Monday, April 25, 2016

How Altoona Hospice And Palliative Care Centers Can Help You

By Gannon G. Hollick

The decisions regarding a loved one who is ill can be very taxing and stressful. There are so many issues to consider, and so much for the caretaker to learn. That is where an Altoona hospice and palliative care facility can help. The doctors, nurses and other staff at these facilities know what you are going through and know what to expect when these tragic things happen. Let them be your guide so you can rest easy knowing your loved one is in good hands.

Before you decide on which facility to use, it's important to know what their function is. A hospice has many uses, especially for those is in the final stages of a debilitating and ultimately fatal disease. They may need around the clock observation, and the focus is often on making them as comfortable as possible for their remaining days.

Palliative care is somewhat similar to hospices, but the patient does not necessarily have a fatal disease or condition to contend with. Instead, they may have a life changing condition that is treatable or at the very least manageable. Of course, treatment or management means a lot of medical procedures, so they need to stay in a palliative medical facility. Eventually they may be able to return home, though a return trip may also be necessary at some point.
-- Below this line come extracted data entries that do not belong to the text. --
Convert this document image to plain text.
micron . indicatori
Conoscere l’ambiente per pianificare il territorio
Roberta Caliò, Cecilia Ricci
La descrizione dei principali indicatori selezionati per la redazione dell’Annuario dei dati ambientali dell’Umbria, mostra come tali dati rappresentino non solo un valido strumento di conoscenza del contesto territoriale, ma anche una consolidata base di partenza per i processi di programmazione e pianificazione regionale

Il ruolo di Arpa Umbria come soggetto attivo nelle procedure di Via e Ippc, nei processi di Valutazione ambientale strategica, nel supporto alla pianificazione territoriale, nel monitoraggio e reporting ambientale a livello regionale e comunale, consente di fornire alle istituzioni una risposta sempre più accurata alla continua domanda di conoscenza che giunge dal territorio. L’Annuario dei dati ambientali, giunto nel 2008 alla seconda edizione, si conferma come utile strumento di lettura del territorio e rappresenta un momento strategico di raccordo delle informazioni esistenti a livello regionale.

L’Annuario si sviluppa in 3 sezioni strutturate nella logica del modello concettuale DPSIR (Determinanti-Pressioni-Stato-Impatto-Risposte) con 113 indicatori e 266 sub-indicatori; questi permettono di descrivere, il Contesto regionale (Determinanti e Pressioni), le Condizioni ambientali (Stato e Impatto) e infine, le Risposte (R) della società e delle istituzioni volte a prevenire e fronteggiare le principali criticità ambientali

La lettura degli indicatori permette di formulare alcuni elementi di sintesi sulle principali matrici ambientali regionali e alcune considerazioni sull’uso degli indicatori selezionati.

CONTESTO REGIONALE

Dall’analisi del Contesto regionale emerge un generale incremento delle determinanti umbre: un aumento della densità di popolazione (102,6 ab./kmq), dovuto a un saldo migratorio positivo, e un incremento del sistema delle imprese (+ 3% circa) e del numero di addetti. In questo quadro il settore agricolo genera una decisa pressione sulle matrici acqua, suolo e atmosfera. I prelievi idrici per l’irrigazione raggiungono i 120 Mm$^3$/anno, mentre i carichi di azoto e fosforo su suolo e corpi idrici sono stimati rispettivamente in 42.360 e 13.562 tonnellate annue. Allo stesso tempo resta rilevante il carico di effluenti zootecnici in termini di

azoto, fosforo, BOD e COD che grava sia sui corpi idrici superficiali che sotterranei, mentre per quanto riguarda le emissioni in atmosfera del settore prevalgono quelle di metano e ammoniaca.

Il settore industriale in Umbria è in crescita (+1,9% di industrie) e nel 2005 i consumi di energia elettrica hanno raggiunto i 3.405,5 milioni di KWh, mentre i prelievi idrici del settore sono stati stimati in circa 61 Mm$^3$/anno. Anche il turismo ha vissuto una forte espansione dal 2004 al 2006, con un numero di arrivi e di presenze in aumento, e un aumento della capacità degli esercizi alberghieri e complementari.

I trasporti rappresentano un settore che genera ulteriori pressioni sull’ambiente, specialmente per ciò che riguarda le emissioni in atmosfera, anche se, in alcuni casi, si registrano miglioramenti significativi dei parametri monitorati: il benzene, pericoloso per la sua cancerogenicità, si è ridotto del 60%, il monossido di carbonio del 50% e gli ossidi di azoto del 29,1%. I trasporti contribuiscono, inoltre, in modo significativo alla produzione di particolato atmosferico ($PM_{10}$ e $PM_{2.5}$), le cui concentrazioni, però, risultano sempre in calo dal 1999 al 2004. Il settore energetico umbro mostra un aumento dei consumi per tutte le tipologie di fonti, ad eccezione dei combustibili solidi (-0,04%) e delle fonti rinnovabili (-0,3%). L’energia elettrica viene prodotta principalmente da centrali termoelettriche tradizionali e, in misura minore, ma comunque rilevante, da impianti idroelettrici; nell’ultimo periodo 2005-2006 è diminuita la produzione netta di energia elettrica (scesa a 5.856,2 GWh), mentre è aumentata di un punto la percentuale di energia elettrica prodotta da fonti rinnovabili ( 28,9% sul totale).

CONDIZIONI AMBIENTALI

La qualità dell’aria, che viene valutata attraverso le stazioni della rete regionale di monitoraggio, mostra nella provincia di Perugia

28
With either of these choices, the main thing is that the patient feels safe and secure. The facilities provide 24 hour staffing, even on holidays and weekends. There is always medical staff available to make them as comfortable as possible. They may even be offered alternatives like having a priest or chaplain or a therapist to help them psychologically.

Another focus after the patient is the family or friends. They may be going through quite an emotional upheaval, and may need the help of a support group or therapist, which some centers provide. In fact, many bereavement groups are open to the public, and not just for people who have a loved one in the facility.

This type of specialized care can also be extended to patients with conditions like Alzheimer's or dementia, which requires a whole new set of skills. In fact, many places offer a separate wing or ward just for these cases, so if this is what your family member has, then rest assured they will be well cared for at all times.

If a doctor has recommended this type of facility, then most insurance plans will foot at least part, if not all, of the bill. However, there may be deductibles or co-pays involved as well. Call your plan provider and make sure that all of this is covered that way there are no surprises later on.

When dealing with a family member who is ill or dying, every choice seems potentially agonizing. A good facility with trained, certified caretakers is likely your best options. They know what to do and can guide you through this process to make it easier for everyone involved.